Could sleep disruption be linked to Alzheimer’s disease, an illness which affects more than 500,000 people in Britain and 5.7 million in the US?
It’s possible, because a study has found that going short on sleep increases levels of a key abnormal protein (tau) that is found in the brains of Alzheimer’s sufferers.
Tau proteins destroy brain cells and are an early feature of dementia.
Furthermore, researchers at Washington University, US, showed sleep deprivation accelerates spread of toxic clumps of tau in brains of mice.
Senior author, Dr David Holtzman, who heads up the department of neurology, said: “The interesting thing about this study is that it suggests that real-life factors, such as sleep, might affect how fast the disease spreads through the brain.”
Tau is normally found in the brain – even in healthy people – but under certain conditions it can clump together into tangles that injure brain cells.
The researchers measured tau levels in mice and people with normal and disrupted sleep. When a mouse’s sleep was disturbed, its daytime tau levels doubled. Tau is also high in older people who sleep poorly.
Dr Brendan Lucey, assistant professor of neurology at Washington, obtained cerebrospinal fluid – which bathes the brain and spinal cord – from eight people after a normal night of sleep and again after they were kept awake all night. A sleepless night caused tau levels to rise by about 50%.
It appears tau is routinely released during waking hours by brain activity and then decreases during sleep, allowing tau to be cleared away.

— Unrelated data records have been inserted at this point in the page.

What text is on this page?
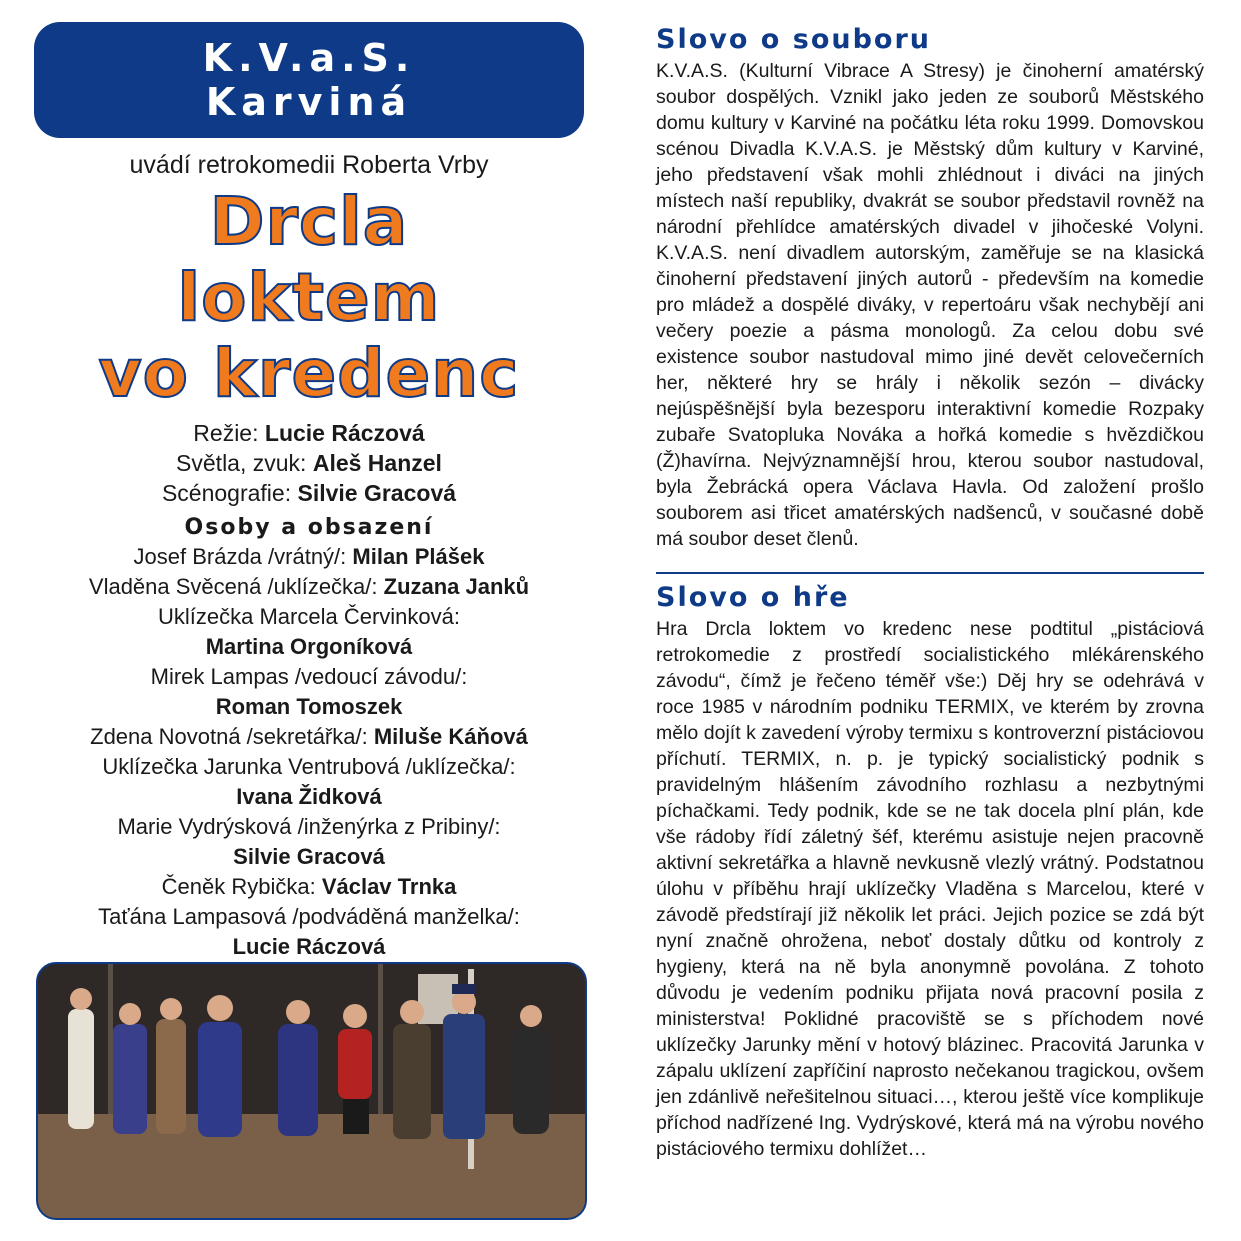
K.V.a.S.
Karviná
uvádí retrokomedii Roberta Vrby
Drcla
loktem
vo kredenc
Režie: Lucie Ráczová
Světla, zvuk: Aleš Hanzel
Scénografie: Silvie Gracová
Osoby a obsazení
Josef Brázda /vrátný/: Milan Plášek
Vladěna Svěcená /uklízečka/: Zuzana Janků
Uklízečka Marcela Červinková:
Martina Orgoníková
Mirek Lampas /vedoucí závodu/:
Roman Tomoszek
Zdena Novotná /sekretářka/: Miluše Káňová
Uklízečka Jarunka Ventrubová /uklízečka/:
Ivana Židková
Marie Vydrýsková /inženýrka z Pribiny/:
Silvie Gracová
Čeněk Rybička: Václav Trnka
Taťána Lampasová /podváděná manželka/:
Lucie Ráczová
Slovo o souboru

K.V.A.S. (Kulturní Vibrace A Stresy) je činoherní amatérský soubor dospělých. Vznikl jako jeden ze souborů Městského domu kultury v Karviné na počátku léta roku 1999. Domovskou scénou Divadla K.V.A.S. je Městský dům kultury v Karviné, jeho představení však mohli zhlédnout i diváci na jiných místech naší republiky, dvakrát se soubor představil rovněž na národní přehlídce amatérských divadel v jihočeské Volyni. K.V.A.S. není divadlem autorským, zaměřuje se na klasická činoherní představení jiných autorů - především na komedie pro mládež a dospělé diváky, v repertoáru však nechybějí ani večery poezie a pásma monologů. Za celou dobu své existence soubor nastudoval mimo jiné devět celovečerních her, některé hry se hrály i několik sezón – divácky nejúspěšnější byla bezesporu interaktivní komedie Rozpaky zubaře Svatopluka Nováka a hořká komedie s hvězdičkou (Ž)havírna. Nejvýznamnější hrou, kterou soubor nastudoval, byla Žebrácká opera Václava Havla. Od založení prošlo souborem asi třicet amatérských nadšenců, v současné době má soubor deset členů.

Slovo o hře

Hra Drcla loktem vo kredenc nese podtitul „pistáciová retrokomedie z prostředí socialistického mlékárenského závodu“, čímž je řečeno téměř vše:) Děj hry se odehrává v roce 1985 v národním podniku TERMIX, ve kterém by zrovna mělo dojít k zavedení výroby termixu s kontroverzní pistáciovou příchutí. TERMIX, n. p. je typický socialistický podnik s pravidelným hlášením závodního rozhlasu a nezbytnými píchačkami. Tedy podnik, kde se ne tak docela plní plán, kde vše rádoby řídí záletný šéf, kterému asistuje nejen pracovně aktivní sekretářka a hlavně nevkusně vlezlý vrátný. Podstatnou úlohu v příběhu hrají uklízečky Vladěna s Marcelou, které v závodě předstírají již několik let práci. Jejich pozice se zdá být nyní značně ohrožena, neboť dostaly důtku od kontroly z hygieny, která na ně byla anonymně povolána. Z tohoto důvodu je vedením podniku přijata nová pracovní posila z ministerstva! Poklidné pracoviště se s příchodem nové uklízečky Jarunky mění v hotový blázinec. Pracovitá Jarunka v zápalu uklízení zapříčiní naprosto nečekanou tragickou, ovšem jen zdánlivě neřešitelnou situaci…, kterou ještě více komplikuje příchod nadřízené Ing. Vydrýskové, která má na výrobu nového pistáciového termixu dohlížet…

Sleep deprivation interrupts this cycle, so tau builds up, making it more likely it will start accumulating into harmful clumps and tangles.
In people with Alzheimer’s disease, tau tangles tend to emerge in parts of the brain important for memory and then spread to other regions, making it harder and harder to think clearly.

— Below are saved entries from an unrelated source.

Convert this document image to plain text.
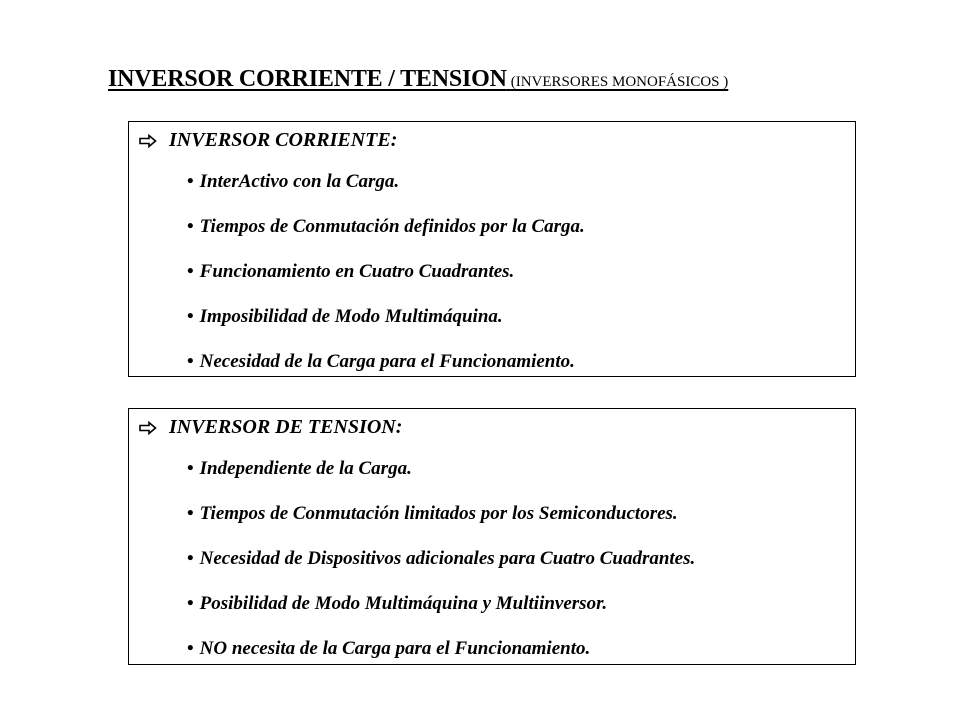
INVERSOR CORRIENTE / TENSION (INVERSORES MONOFÁSICOS )
INVERSOR CORRIENTE:
• InterActivo con la Carga.
• Tiempos de Conmutación definidos por la Carga.
• Funcionamiento en Cuatro Cuadrantes.
• Imposibilidad de Modo Multimáquina.
• Necesidad de la Carga para el Funcionamiento.
INVERSOR DE TENSION:
• Independiente de la Carga.
• Tiempos de Conmutación limitados por los Semiconductores.
• Necesidad de Dispositivos adicionales para Cuatro Cuadrantes.
• Posibilidad de Modo Multimáquina y Multiinversor.
• NO necesita de la Carga para el Funcionamiento.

To study whether the spread of tau tangles is affected by sleeplessness, the researchers seeded the brains of mice with tiny clumps of tau and then kept the animals awake for long periods. A control group was allowed to sleep whenever they liked.
After four weeks, tau tangles had spread further in the sleep-deprived mice than in rested mice, and in the same areas of the brain affected in people with Alzheimer’s.
Dr Holtzman said: “We don’t know yet whether getting adequate sleep as people age will protect against Alzheimer’s disease.
“But it can’t hurt, and this and other data suggests that it may even help delay and slow down the disease process if it has begun.”